FTSCS 2018
Sixth International Workshop on Formal Techniques for Safety-Critical Systems

(An ICFEM 2018 Satellite Event)

Gold Coast, Australia, November 16, 2018

Cesar Munoz (NASA Langley)

Formal Methods in the Development of Highly Assured Software for Unmanned Aircraft Systems

Operational requirements of safety-critical systems are often written in restricted specification logics. These restricted logics are amenable to automated analysis techniques such as model-checking, but are not rich enough to express complex requirements of unmanned systems that involve, for example, the physical environment. This talk advocates the use of expressive logics, such as higher-order logic, to specify the complex operational requirements and safety properties of unmanned systems. These rich logics are less amenable to automation and, hence, require the use of interactive theorem proving techniques. However, they enable the formal verification of complex numerically intensive algorithms and the rigorous validation of their implementations. The proposed approach is illustrated with two cases studies from NASA's research on Unmanned Aircraft Systems (UAS): Detect and Avoid Alerting Logic for Unmanned Systems (DAIDALUS) and Independent Configurable Architecture for Reliable Operations of Unmanned Systems (ICAROUS). DAIDALUS is the reference implementation of detect and avoid for UAS in FAA DO-365. ICAROUS is a software architecture built on top of DAIDALUS that enables the development of autonomous UAS applications.

Short Biography

Cesar Munoz got his M.Sc. and Ph.D. in Computer Science from the University of Paris 7. He then spent one and a half years at the Computer Science Laboratory at SRI International, before joining the Formal Methods group at ICASE -- NASA Langley in 1999. From 2003 to 2008, Munoz worked for the National Institute of Aerospace at Langley Research Center, where he led the NIA Formal Methods group. Munoz has been a Research Computer Scientist at NASA since 2009.

Munoz currently works on the development of formal methods technologies for NASA's Next Generation of Air Traffic Systems (NextGen), Validation and Verification of Flight Critical Systems (VVFCS), Unmanned Aircraft Systems Integration in the National Airspace System (UAS in the NAS), and Safe Autonomous Systems Operations (SASO) projects.
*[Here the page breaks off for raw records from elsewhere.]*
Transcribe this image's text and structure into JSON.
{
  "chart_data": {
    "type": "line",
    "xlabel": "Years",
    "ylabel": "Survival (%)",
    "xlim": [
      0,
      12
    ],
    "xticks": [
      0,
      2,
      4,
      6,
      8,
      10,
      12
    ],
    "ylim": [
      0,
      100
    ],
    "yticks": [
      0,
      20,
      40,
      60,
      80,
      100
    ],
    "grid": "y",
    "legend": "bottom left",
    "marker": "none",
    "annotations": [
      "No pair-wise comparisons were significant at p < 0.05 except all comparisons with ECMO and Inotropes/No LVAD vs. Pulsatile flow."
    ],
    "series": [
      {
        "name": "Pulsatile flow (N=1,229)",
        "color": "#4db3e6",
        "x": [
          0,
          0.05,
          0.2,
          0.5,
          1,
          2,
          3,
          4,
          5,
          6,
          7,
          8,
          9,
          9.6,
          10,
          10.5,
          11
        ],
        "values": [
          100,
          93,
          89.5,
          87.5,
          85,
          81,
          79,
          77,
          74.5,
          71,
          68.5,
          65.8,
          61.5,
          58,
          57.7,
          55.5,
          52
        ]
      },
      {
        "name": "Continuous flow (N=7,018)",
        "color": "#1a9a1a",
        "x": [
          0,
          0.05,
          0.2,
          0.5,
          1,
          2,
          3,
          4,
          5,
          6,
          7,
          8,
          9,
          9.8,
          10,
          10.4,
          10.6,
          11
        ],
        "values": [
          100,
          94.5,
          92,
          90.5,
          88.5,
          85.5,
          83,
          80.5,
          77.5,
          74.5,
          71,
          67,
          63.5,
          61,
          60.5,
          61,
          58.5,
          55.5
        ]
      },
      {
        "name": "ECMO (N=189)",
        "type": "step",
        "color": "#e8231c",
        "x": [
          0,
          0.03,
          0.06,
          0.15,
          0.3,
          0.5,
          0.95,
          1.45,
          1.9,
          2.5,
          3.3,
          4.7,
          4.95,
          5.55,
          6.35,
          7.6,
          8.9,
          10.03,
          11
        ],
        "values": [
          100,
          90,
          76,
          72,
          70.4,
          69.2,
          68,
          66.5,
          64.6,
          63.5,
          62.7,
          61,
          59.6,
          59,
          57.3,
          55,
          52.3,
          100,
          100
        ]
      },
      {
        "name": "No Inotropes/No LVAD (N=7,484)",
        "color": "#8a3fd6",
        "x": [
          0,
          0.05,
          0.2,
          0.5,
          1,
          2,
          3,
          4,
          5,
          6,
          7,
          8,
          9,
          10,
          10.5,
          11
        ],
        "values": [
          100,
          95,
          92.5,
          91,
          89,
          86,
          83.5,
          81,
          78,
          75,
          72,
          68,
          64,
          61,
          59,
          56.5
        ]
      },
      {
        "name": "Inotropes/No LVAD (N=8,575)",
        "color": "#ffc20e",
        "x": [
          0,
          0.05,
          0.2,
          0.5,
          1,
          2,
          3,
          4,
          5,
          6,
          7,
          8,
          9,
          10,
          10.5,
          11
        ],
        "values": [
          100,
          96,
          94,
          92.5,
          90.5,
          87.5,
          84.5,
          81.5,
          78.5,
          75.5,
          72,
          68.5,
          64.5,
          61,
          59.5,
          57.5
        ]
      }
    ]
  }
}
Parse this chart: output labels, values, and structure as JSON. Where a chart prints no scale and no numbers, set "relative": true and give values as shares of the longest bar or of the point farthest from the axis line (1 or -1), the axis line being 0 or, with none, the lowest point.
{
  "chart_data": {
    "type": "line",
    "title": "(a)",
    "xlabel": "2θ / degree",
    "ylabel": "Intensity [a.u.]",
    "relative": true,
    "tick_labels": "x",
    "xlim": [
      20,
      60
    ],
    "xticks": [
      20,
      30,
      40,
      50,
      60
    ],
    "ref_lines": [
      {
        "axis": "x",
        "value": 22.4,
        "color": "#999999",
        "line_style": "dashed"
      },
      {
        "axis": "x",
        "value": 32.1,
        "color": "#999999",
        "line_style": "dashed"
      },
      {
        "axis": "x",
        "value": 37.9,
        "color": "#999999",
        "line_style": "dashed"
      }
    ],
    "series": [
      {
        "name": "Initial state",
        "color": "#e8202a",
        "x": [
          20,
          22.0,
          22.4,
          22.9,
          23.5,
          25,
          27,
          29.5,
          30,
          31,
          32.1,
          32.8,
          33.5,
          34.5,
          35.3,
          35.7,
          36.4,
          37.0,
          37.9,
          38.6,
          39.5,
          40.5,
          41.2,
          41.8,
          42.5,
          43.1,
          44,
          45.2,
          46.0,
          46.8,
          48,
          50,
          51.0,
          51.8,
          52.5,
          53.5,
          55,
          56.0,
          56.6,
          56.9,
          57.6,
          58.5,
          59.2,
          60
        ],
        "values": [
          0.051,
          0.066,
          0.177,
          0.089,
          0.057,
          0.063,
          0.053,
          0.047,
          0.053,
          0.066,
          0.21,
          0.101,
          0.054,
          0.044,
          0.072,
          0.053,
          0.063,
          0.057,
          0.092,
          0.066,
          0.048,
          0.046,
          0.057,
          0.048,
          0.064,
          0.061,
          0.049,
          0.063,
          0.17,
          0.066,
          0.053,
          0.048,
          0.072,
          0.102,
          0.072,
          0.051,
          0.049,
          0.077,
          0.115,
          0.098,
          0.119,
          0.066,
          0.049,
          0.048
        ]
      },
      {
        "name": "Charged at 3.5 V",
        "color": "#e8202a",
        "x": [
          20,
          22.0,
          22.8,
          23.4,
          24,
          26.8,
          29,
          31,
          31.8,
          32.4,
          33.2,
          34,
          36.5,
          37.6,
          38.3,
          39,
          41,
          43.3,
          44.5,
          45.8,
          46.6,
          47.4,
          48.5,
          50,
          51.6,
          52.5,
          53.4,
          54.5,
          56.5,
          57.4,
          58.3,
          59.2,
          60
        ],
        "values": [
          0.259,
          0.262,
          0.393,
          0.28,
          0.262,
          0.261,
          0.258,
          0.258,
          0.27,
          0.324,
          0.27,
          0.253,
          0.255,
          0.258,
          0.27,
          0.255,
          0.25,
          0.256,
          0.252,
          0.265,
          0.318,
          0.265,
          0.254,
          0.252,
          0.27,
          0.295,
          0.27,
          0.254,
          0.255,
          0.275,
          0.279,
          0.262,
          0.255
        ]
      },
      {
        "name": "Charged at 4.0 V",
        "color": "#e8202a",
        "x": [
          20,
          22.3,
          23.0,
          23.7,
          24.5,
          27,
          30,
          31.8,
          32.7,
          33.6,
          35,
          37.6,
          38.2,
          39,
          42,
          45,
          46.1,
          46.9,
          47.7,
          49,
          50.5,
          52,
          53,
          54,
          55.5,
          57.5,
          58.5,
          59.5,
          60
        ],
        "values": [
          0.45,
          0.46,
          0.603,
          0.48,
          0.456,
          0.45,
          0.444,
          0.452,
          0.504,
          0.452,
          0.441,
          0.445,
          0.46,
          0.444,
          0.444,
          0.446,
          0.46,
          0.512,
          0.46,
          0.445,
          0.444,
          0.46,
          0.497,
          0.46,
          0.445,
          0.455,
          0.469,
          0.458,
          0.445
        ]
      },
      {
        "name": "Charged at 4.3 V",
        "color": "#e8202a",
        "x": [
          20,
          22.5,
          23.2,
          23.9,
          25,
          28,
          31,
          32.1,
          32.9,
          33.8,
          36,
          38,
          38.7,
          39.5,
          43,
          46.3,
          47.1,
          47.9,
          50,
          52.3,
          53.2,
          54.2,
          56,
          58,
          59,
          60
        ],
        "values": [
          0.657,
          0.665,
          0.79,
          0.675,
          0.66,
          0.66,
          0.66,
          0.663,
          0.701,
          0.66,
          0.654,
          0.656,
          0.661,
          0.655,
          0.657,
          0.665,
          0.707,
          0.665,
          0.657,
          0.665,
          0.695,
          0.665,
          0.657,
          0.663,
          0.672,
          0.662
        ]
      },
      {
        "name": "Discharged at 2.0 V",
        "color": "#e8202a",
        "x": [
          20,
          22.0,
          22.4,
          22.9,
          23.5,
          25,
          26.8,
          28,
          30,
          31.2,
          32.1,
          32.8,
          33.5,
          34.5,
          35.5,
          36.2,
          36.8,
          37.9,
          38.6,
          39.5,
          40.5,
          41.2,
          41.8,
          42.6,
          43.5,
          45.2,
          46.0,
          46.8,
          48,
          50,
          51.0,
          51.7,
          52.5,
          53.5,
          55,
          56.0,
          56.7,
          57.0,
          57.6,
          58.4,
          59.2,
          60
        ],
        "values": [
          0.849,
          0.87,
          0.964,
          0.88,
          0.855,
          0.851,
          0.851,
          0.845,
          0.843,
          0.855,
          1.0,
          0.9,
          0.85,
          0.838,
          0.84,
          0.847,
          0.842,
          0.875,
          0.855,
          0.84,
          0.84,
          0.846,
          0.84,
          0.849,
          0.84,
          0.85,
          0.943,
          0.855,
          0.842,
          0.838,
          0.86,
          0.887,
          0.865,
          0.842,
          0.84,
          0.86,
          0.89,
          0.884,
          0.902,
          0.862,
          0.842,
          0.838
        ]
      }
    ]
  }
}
Naoki Kobayashi (the University of Tokyo)

On Two Higher-Order Extensions of Model Checking

Inspired by the success of finite state model checking in system verification, two kinds of its higher-order extensions have been studied since around 2000. One is model checking of higher-order recursion schemes (HORS), where the language for describing systems to be verified is extended to higher-order, and the other is higher-order fixpoint modal logic (HFL) model checking of finite-state systems, where the logic for specifying properties to be verified is extended to higher-order. The former has been successfully applied to automated verification of higher-order programs. In this talk, I will provide a gentle introduction to the HORS and HFL model checking problems, their applications to software verification, and the state-of-the-art of higher-order model checkers and tools built on top of them. I will also touch upon our recent result on the relationship between HORS and HFL model checking.

Short biography

Naoki Kobayashi was born in 1968, and received his B.S., M.S., and D.S. degrees from the University of Tokyo in 1991, 1993 and 1996, respectively. He is currently a professor in Department of Computer Science, Graduate School of Information Science and Technology, The University of Tokyo. His current major research interests are in principles of programming languages, especially type systems, higher-order model checking, and program verification.